Again the inevitable action and reaction. Event followed on event even faster and presently the whole of the higher slope across a front of a hundred yards was in movement and plunging downwards.
As yet it was not moving very quickly. Five seconds after the first slippage an agile man caught in the open two hundred yards down the slope could have avoided death by running aside not very quickly. The speed of the young avalanche at this time was not much more than ten miles an hour. But the motion and the air resistance caused the light, feathery surface snow to rise and, as the speed increased, more and more of the snow powder became airborne.
The powder mixed turbulently with the air to form essentially a new substance — a gas with a density ten times that of air. This gas, tugged down the slope by the force of gravity, was not checked very much by friction against the ground, unlike the snow in the main avalanche. The gas cloud picked up speed and moved ahead of the main slide. Twenty seconds after the first slippage it was moving at fifty miles an hour, hammering gustily at the snow slope and smashing the delicate balance of forces that held the snow in place.
This was a self-energizing process. More snow was whirled aloft to increase the gas cloud and the avalanche, no longer an infant but lustily growing, fed hungrily on the snow lower down the slope. Already the whole of the upper slope was boiling and seething across a front of four hundred yards, and clouds of snow rose like the thunderheads of a hot summer’s day, but incredibly faster.
The avalanche cloud poured down the mountainside even more quickly. At seventy miles an hour it began to pull into itself the surrounding air, thus increasing its volume. Growing thus, it again increased its speed. At a hundred miles an hour the turbulence in its entrails was causing momentary blasts of two hundred miles an hour. At a hundred and thirty miles an hour miniature tornadoes began to form along its edges where it entrained the ambient air; these whirlwinds had internal velocities of more than three hundred miles an hour.
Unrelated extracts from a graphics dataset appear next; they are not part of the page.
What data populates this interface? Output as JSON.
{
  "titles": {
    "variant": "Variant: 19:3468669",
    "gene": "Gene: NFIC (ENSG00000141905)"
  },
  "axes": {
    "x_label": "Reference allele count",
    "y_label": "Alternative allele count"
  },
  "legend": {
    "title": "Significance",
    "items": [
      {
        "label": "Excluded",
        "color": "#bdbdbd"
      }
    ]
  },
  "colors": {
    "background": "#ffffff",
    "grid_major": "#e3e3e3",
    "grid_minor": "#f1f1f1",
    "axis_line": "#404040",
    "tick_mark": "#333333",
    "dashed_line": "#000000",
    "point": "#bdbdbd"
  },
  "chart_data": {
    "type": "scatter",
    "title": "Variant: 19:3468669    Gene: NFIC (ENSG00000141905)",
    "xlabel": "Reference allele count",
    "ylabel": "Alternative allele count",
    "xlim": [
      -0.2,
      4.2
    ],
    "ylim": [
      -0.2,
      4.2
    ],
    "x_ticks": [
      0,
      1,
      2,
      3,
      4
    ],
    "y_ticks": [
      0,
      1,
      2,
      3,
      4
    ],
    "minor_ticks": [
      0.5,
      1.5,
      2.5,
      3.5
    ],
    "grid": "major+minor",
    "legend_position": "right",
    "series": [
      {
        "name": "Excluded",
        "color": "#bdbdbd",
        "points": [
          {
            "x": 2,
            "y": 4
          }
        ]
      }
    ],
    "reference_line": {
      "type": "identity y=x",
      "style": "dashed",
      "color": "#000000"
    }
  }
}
By this time the mature avalanche was encountering air resistance problems. It was moving so fast that the air in front did not have time to get out of the way. The air was compressed and this caused its temperature to rise sharply. Pushed by the heavy avalanche cloud, an air blast began to develop in front of the rapidly moving snow, a travelling shock wave which could destroy a building as effectively as a bomb.
Now fully grown, the avalanche rumbled in its guts like a flatulent giant. A million tons of snow and a hundred thousand tons of air were on the move, plunging down towards the mists at the bottom of the valley. By the time the mist was reached the avalanche was moving at over two hundred miles an hour with much greater internal gusting. The air blast hit the mist and squirted it aside violently to reveal, only momentarily, a few buildings. A fraction of a second later the main body of the avalanche hit the valley bottom.
The white death had come to Hukahoronui.
Dr Robert Scott regarded Harold Dobbs with a professionally clinical eye. Dobbs looked a mess. Apparently he had not shaved for a couple of days and the stubble was dirtily grey on his cheeks and chin. His eyes were bloodshot and red-rimmed and he sullenly refused to meet Scott’s gaze. His fingers twitched jerkily in his lap as he sat in the armchair, his face averted.